Career highlights: Division vice president, international health, at Abt Associates; vice president and director, Center for Private Sector Health Initiatives; director, USAID’s NetMark Regional Malaria Project, and private sector health advisor, USAID’s BASICS Project, Academy for Educational Development; Asia regional manager, SOMARC Project, and deputy regional manager, North West Africa and Middle East, SOMARC Project (Futures Group); Mali resident adviser, SOMARC Project, AED.

Age: 46

Education: BA, French and political science, University of Vermont; certificat des hautes etudes Européen, Institut Européen des Hautes Etudes Internationales, Nice, France; executive education program, global strategic management, Harvard Business School.

Personal: Resides in Oakton with his wife, Sabayna. They have five children, Ryan, Andy, David, Ansley and Catherine.

David McGuire, chief executive of The QED Group. (Courtesy of The QED Group)

I never aspired to be a chief executive. It kind of just happened. A junior year and graduate school spent in France played a key role in jump-starting my career.

I knew I wanted to do something international, so an employment agency suggested a secretarial position at the Academy for Educational Development. I did really well in the interview but didn’t get the job because I couldn’t type fast enough.

It recommended me for a program assistant position instead. I was overqualified, but it was great experience because I got to learn how the business worked. I worked really hard — staying late, working weekends — and kept the attitude that nothing was below me.

Then an opening came up: a social marketing adviser in Mali.

My wife, to whom I was engaged at the time, also worked at the company, and we both wanted to go overseas.

I told my boss that I could do the job. He said I was too young (I was 25).

Management kept looking and couldn’t find anyone who had the appropriate French skills. Then a couple mentors went to bat for me. After some hesitation, managers took a shot on me.

My studies in France played a big role in securing that opportunity.

In Mali, there was dust, heat and bad smells, and lepers and paraplegics dragging themselves to your car to beg. It was overwhelming, but we did it for three years. We worked through tough situations; we got sick often, and there was political strife. But I succeeded in managing a country program, so I was asked whether I wanted to be a regional manager over North and West Africa and then, eventually, Asia.

We were in Indonesia for a year and a half when things started to unravel politically. My wife was pregnant with our third son, and it was almost impossible to get to the hospital because of the demonstrations. That’s when we decided to return to the United States.

My original employer offered me a job that focused on how to make malaria-prevention products available in low-income settings.

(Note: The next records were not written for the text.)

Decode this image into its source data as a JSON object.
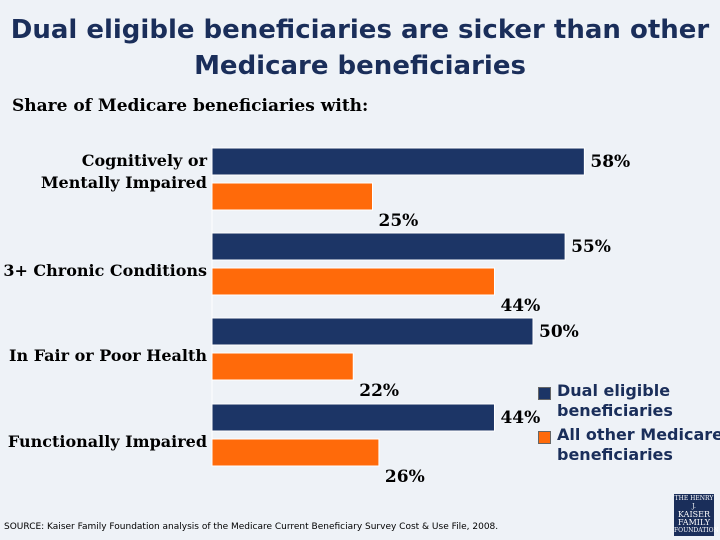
{
  "title": "Dual eligible beneficiaries are sicker than other Medicare beneficiaries",
  "subtitle": "Share of Medicare beneficiaries with:",
  "source": "SOURCE: Kaiser Family Foundation analysis of the Medicare Current Beneficiary Survey Cost & Use File, 2008.",
  "logo": [
    "THE HENRY J.",
    "KAISER",
    "FAMILY",
    "FOUNDATION"
  ],
  "chart_data": {
    "type": "bar",
    "orientation": "horizontal",
    "categories": [
      [
        "Cognitively or",
        "Mentally Impaired"
      ],
      [
        "3+ Chronic Conditions"
      ],
      [
        "In Fair or Poor Health"
      ],
      [
        "Functionally Impaired"
      ]
    ],
    "series": [
      {
        "name": "Dual eligible beneficiaries",
        "values": [
          58,
          55,
          50,
          44
        ],
        "labels": [
          "58%",
          "55%",
          "50%",
          "44%"
        ],
        "color": "#1c3566"
      },
      {
        "name": "All other Medicare beneficiaries",
        "values": [
          25,
          44,
          22,
          26
        ],
        "labels": [
          "25%",
          "44%",
          "22%",
          "26%"
        ],
        "color": "#ff6a0a"
      }
    ],
    "xlim": [
      0,
      100
    ],
    "grid": false,
    "legend": "bottom-right"
  }
}
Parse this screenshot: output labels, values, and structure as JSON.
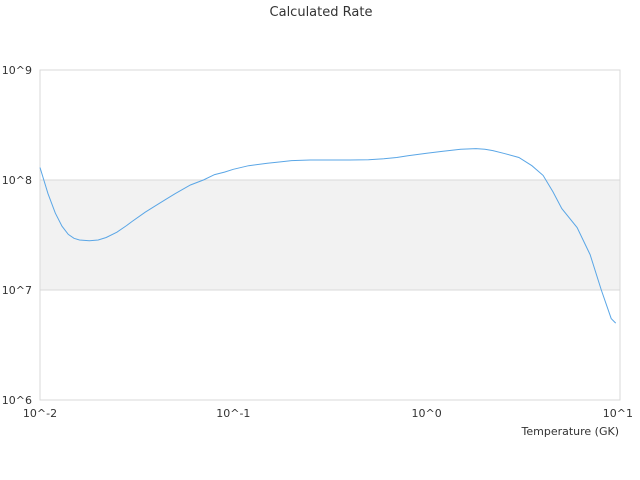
{
  "chart_data": {
    "type": "line",
    "title": "Calculated Rate",
    "xlabel": "Temperature (GK)",
    "ylabel": "",
    "x_scale": "log",
    "y_scale": "log",
    "xlim": [
      0.01,
      10
    ],
    "ylim": [
      1000000,
      1000000000
    ],
    "x_ticks": [
      {
        "value": 0.01,
        "label": "10^-2"
      },
      {
        "value": 0.1,
        "label": "10^-1"
      },
      {
        "value": 1,
        "label": "10^0"
      },
      {
        "value": 10,
        "label": "10^1"
      }
    ],
    "y_ticks": [
      {
        "value": 1000000,
        "label": "10^6"
      },
      {
        "value": 10000000,
        "label": "10^7"
      },
      {
        "value": 100000000,
        "label": "10^8"
      },
      {
        "value": 1000000000,
        "label": "10^9"
      }
    ],
    "shaded_band": [
      10000000,
      100000000
    ],
    "colors": {
      "line": "#5aa6e6",
      "band": "#f2f2f2",
      "grid": "#d9d9d9"
    },
    "series": [
      {
        "x": [
          0.01,
          0.011,
          0.012,
          0.013,
          0.014,
          0.015,
          0.016,
          0.018,
          0.02,
          0.022,
          0.025,
          0.028,
          0.03,
          0.035,
          0.04,
          0.045,
          0.05,
          0.06,
          0.07,
          0.08,
          0.09,
          0.1,
          0.12,
          0.15,
          0.18,
          0.2,
          0.25,
          0.3,
          0.4,
          0.5,
          0.6,
          0.7,
          0.8,
          1.0,
          1.2,
          1.5,
          1.8,
          2.0,
          2.2,
          2.5,
          3.0,
          3.5,
          4.0,
          4.5,
          5.0,
          6.0,
          7.0,
          8.0,
          9.0,
          9.5
        ],
        "y": [
          130000000,
          75000000,
          50000000,
          38000000,
          32000000,
          29500000,
          28500000,
          28000000,
          28500000,
          30000000,
          33500000,
          38500000,
          42000000,
          51000000,
          59000000,
          67000000,
          75000000,
          90000000,
          100000000,
          112000000,
          118000000,
          125000000,
          135000000,
          142000000,
          147000000,
          150000000,
          152000000,
          152000000,
          152000000,
          153000000,
          156000000,
          160000000,
          166000000,
          175000000,
          182000000,
          190000000,
          193000000,
          190000000,
          185000000,
          175000000,
          160000000,
          135000000,
          110000000,
          78000000,
          55000000,
          37000000,
          21000000,
          10000000,
          5500000,
          5000000
        ]
      }
    ]
  }
}
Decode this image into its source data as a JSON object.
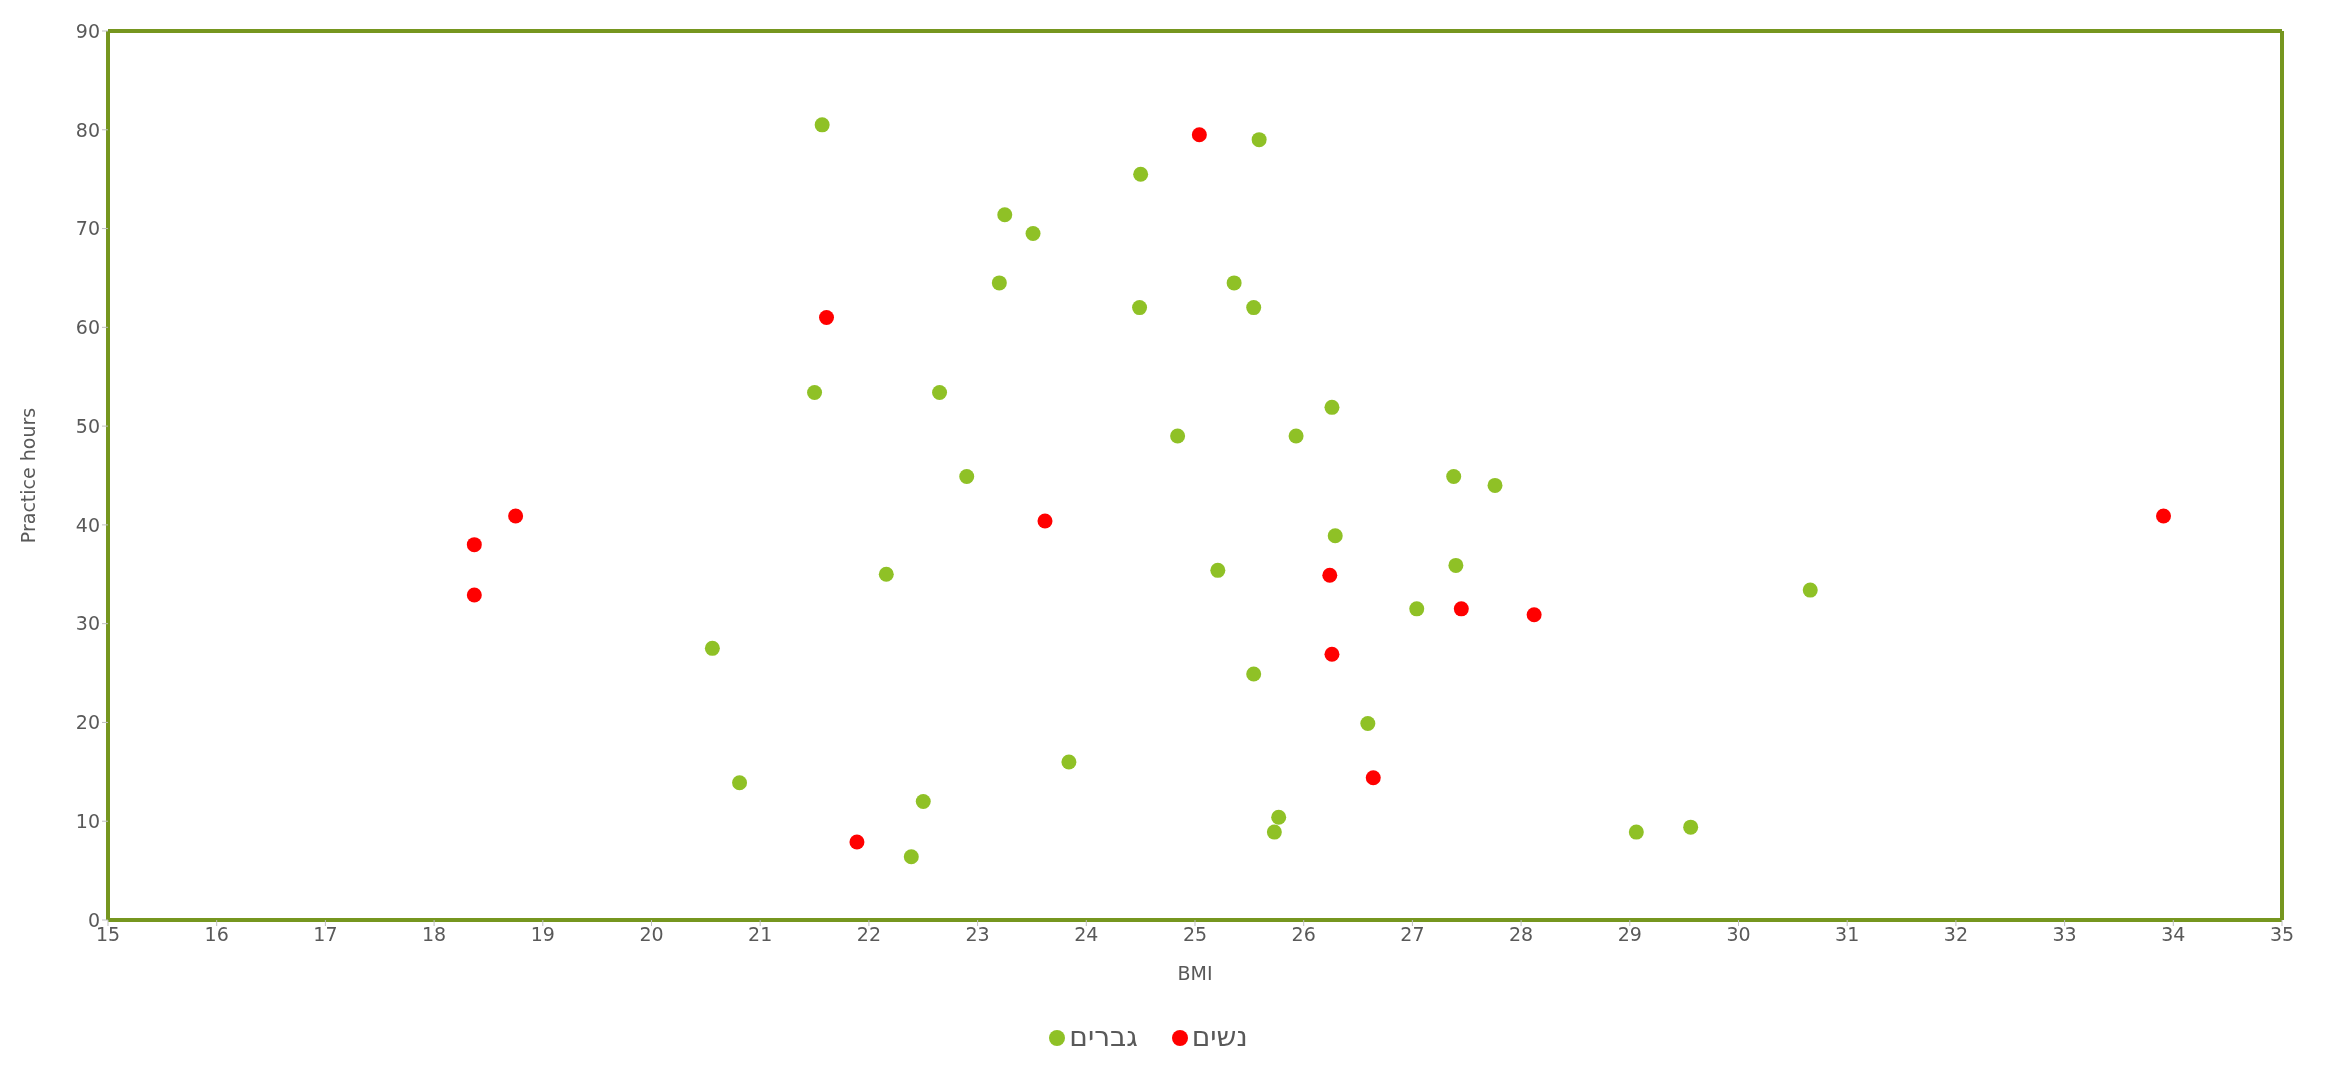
{
  "chart_data": {
    "type": "scatter",
    "xlabel": "BMI",
    "ylabel": "Practice hours",
    "xlim": [
      15,
      35
    ],
    "xticks": [
      15,
      16,
      17,
      18,
      19,
      20,
      21,
      22,
      23,
      24,
      25,
      26,
      27,
      28,
      29,
      30,
      31,
      32,
      33,
      34,
      35
    ],
    "ylim": [
      0,
      90
    ],
    "yticks": [
      0,
      10,
      20,
      30,
      40,
      50,
      60,
      70,
      80,
      90
    ],
    "grid": false,
    "legend": "bottom",
    "marker": "circle",
    "series": [
      {
        "name": "גברים",
        "color": "#8fc126",
        "x": [
          21.57,
          24.5,
          23.25,
          23.51,
          23.2,
          24.49,
          21.5,
          22.65,
          22.9,
          22.16,
          20.56,
          20.81,
          23.84,
          22.5,
          22.39,
          24.84,
          25.59,
          25.36,
          25.54,
          26.26,
          25.93,
          27.38,
          27.76,
          26.29,
          25.21,
          27.4,
          30.66,
          27.04,
          25.54,
          26.59,
          25.77,
          25.73,
          29.06,
          29.56
        ],
        "values": [
          80.5,
          75.5,
          71.4,
          69.5,
          64.5,
          62,
          53.4,
          53.4,
          44.9,
          35,
          27.5,
          13.9,
          16,
          12,
          6.4,
          49,
          79,
          64.5,
          62,
          51.9,
          49,
          44.9,
          44,
          38.9,
          35.4,
          35.9,
          33.4,
          31.5,
          24.9,
          19.9,
          10.4,
          8.9,
          8.9,
          9.4
        ]
      },
      {
        "name": "נשים",
        "color": "#ff0000",
        "x": [
          21.61,
          18.37,
          18.75,
          18.37,
          23.62,
          21.89,
          25.04,
          26.24,
          27.45,
          28.12,
          26.26,
          26.64,
          33.91
        ],
        "values": [
          61,
          38,
          40.9,
          32.9,
          40.4,
          7.9,
          79.5,
          34.9,
          31.5,
          30.9,
          26.9,
          14.4,
          40.9
        ]
      }
    ]
  }
}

Then the U.S. Agency for International Development wanted to do a similar project. I suggested that we bid on it because I knew how to do it in a way that USAID would like. There was another organization doing this work, and no one thought it could be beat. After a lot of back and forth, we decided to take a shot at it. We won.

It was very successful. We developed partnerships with 40 international and African businesses, which led to the distribution and sale of 70 million mosquito bed nets throughout Africa.

An opportunity opened at Abt Associates to head its international health projects. I had always wanted to see what working at a for-profit organization was like. I took that job and in three years doubled the portfolio.

We had just won a $200 million malaria project when I got a call from QED about this chief executive position. I felt like this was a rare opportunity to lead a company with a great culture that I could help mold. I jumped on it. I’m excited to give development agencies a better bang for their buck.